Thierno Alassane Sall : «la publication de documents n’est en rien synonyme de transparence»

Pour ce dernier, l’Itie, pour apprécier la transparence dans le secteur minier, se base en grande partie sur la publication de documents légaux et d’informations telles que les contrats pétroliers et gaziers, alors que la publication de documents n’est en rien un synonyme de transparence. Thierno Alassane Sall dénonce aussi la faiblesse du groupe multipartite. «Dans les pays où les institutions sont faibles et le pouvoir concentré autour de quelques mains, ces mécanismes aboutissent souvent à des organes fermés et contrôlés par un petit nombre d’intérêts», dit-il. Le leader de la République des valeurs estime qu’il est aujourd’hui urgent pour l’Itie de mettre à jour son évaluation des politiques du secteur minier au Sénégal, au risque de continuer à cautionner les pratiques opaques, de corruption et d’obstruction à la justice du régime du Président Macky Sall.

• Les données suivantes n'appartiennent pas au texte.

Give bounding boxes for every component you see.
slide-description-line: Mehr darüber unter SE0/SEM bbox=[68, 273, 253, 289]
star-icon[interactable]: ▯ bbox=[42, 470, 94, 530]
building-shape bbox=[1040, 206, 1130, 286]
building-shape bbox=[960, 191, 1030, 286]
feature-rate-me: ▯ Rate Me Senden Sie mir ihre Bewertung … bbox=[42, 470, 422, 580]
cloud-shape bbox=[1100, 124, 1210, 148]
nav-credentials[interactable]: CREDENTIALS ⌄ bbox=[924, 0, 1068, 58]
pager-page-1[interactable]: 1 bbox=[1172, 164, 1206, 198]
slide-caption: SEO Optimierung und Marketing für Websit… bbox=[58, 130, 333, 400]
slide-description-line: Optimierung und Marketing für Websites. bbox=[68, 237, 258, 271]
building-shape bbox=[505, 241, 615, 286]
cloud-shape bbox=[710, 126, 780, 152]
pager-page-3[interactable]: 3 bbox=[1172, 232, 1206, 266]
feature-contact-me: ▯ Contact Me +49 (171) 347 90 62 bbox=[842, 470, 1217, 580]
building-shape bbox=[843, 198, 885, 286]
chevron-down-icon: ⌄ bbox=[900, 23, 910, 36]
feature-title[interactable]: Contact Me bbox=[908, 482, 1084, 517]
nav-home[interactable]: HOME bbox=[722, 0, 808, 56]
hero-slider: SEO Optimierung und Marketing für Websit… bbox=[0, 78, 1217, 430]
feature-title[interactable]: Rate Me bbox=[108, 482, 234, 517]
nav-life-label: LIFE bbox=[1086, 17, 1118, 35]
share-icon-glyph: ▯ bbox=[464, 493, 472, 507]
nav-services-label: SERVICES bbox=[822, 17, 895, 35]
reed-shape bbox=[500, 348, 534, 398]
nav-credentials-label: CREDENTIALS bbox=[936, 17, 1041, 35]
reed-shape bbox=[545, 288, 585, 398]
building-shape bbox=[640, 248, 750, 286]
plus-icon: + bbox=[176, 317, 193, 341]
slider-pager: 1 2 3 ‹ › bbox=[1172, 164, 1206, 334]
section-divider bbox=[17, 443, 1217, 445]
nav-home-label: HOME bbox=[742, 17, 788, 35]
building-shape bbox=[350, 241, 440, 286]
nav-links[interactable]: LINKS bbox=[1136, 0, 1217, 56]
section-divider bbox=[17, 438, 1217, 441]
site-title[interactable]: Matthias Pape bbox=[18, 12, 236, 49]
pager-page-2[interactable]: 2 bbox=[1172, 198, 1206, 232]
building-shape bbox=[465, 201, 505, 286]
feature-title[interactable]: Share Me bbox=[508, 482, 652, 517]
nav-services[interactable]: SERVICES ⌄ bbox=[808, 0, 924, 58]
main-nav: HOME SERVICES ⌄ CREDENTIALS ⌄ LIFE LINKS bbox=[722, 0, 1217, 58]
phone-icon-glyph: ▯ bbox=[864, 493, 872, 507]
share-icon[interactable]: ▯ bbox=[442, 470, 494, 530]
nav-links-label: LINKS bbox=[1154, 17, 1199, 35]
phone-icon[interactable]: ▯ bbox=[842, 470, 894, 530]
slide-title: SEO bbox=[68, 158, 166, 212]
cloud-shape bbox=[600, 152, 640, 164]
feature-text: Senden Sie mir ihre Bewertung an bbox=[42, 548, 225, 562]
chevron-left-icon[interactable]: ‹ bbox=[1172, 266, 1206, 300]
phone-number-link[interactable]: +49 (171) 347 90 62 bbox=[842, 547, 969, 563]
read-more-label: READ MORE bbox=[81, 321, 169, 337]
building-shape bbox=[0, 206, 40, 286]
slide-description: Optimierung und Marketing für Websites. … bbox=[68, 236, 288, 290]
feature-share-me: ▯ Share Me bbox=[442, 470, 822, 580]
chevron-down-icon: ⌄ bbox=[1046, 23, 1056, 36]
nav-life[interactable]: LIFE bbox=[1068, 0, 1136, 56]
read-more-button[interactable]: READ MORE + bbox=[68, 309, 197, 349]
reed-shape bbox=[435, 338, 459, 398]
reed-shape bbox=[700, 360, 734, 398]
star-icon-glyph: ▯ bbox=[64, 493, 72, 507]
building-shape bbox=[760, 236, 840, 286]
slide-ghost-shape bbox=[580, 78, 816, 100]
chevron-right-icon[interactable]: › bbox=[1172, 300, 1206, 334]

L’Itie riposte et clarifie : «Le rapport ne couvre pas l’année 2012. La validation n’est pas une enquête sur des pratiques de malversation financière alléguées»

En réponse à la lettre ouverte de Thierno Alassane Sall, le secrétariat international de L’Itie nie avoir une quelconque responsabilité dans ce scandale. Revenant sur l’admission du Sénégal en tant que pays de mise en œuvre, l’Itie assume l’appréciation de l’évaluation qui faisait état de la réalisation d’importants progrès par le Sénégal. «Le Sénégal a été admis comme pays de mise en œuvre de l’Itie en octobre 2013. Conformément à la Norme Itie, tous les pays de mise en œuvre doivent prendre part à une évaluation périodique. Le Conseil d’administration a convenu le 8 mai 2018 d’une évaluation, qui est parvenue à la conclusion que le Sénégal avait réalisé des  progrès satisfaisants», déclare l’Itie. A en croire le secrétariat de ladite organisation, la validation est axée sur le respect des exigences de l’Itie relatives à la participation des parties prenantes et aux divulgations du gouvernement et des entreprises. Elle expose des informations clés sur la gouvernance du secteur.

«La validation n’est pas une enquête sur des pratiques de malversation financière alléguées»

Poursuivant, l’Ite souligne que la validation n’est ni un audit, ni une enquête sur des pratiques de malversation financière alléguées. «Le processus de déclaration de l’Itie est piloté au niveau national. Depuis que le Sénégal est devenu un pays de mise en œuvre en octobre 2013, le Groupe multipartite du Sénégal a publié cinq Rapports Itie couvrant les années 2013 à 2017. Le rapport ne couvre donc pas l’année 2012, pendant laquelle des activités d’octroi de licences ont eu lieu», précise l’Itie, avant d’enchainer : «Par conséquent, l’Itie n’a porté aucune appréciation sur cette affaire par le biais de la validation ou de tout autre processus. Il est à espérer qu’il a fourni des informations postérieures à 2012, qui pourront alimenter le débat public sur cette question», clame t-elle.